Example of an integrable, but discontinuous function

Define

g : ℝ \to ℝ

g (x) ≔ {\begin{array}{l} x^{2} \cdot \sin \frac{1}{x}, if x \neq 0 \\ 0, if x = 0 \end{array}

. For g we have:

g is differentiable and $g^{'} (x) = {\begin{array}{l} 2 x \cdot \sin \frac{1}{x} - \cos \frac{1}{x}, if x \neq 0 \\ 0, if x = 0 \end{array}$ .
$g^{'}$ is discontinuous (at 0).

Proof:

1. ► If $x \neq 0$ we see that g is differentiable at x due to the product and the chain rule [7.6.3/11]. The derivation at x calculates to

g^{'} (x) = 2 x \cdot \sin \frac{1}{x} + x^{2} \cdot \cos \frac{1}{x} \cdot (- \frac{1}{x^{2}}) = 2 x \cdot \sin \frac{1}{x} - \cos \frac{1}{x}

If $x = 0$ we need to check if the difference quotient function $\frac{g - g (0)}{X - 0}$ has a limit. But as the following estimate holds for all $x \neq 0$ (note that sin is bounded by 1)

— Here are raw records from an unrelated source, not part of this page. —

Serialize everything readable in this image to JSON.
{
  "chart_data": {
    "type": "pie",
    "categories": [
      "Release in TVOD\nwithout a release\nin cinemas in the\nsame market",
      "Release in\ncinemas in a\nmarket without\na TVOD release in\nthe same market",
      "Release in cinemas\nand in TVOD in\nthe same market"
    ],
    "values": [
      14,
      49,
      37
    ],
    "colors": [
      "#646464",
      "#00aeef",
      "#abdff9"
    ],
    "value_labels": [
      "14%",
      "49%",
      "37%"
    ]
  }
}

0 \leq | \frac{g (x) - g (0)}{x - 0} | = | \frac{x^{2} \cdot \sin \frac{1}{x}}{x} | = | x | \cdot | \sin \frac{1}{x} | \leq | x |

the identity $\lim_{x \to 0} \frac{g (x) - g (0)}{x - 0} = 0$ is valid, so that g is differentiable at 0 with $g^{'} (0) = 0$ .

2. ► As e.g. $\frac{1}{2 π n} \to 0$ , but $g^{'} (\frac{1}{2 π n}) = \frac{1}{π n} \sin (2 π n) - \cos (2 π n) = - 1 \to - 1 \neq g^{'} (0)$ , we find $g^{'}$ to be discontinuous at 0.

So we know that $f ≔ g^{'}$ is discontinuous and has a primitive.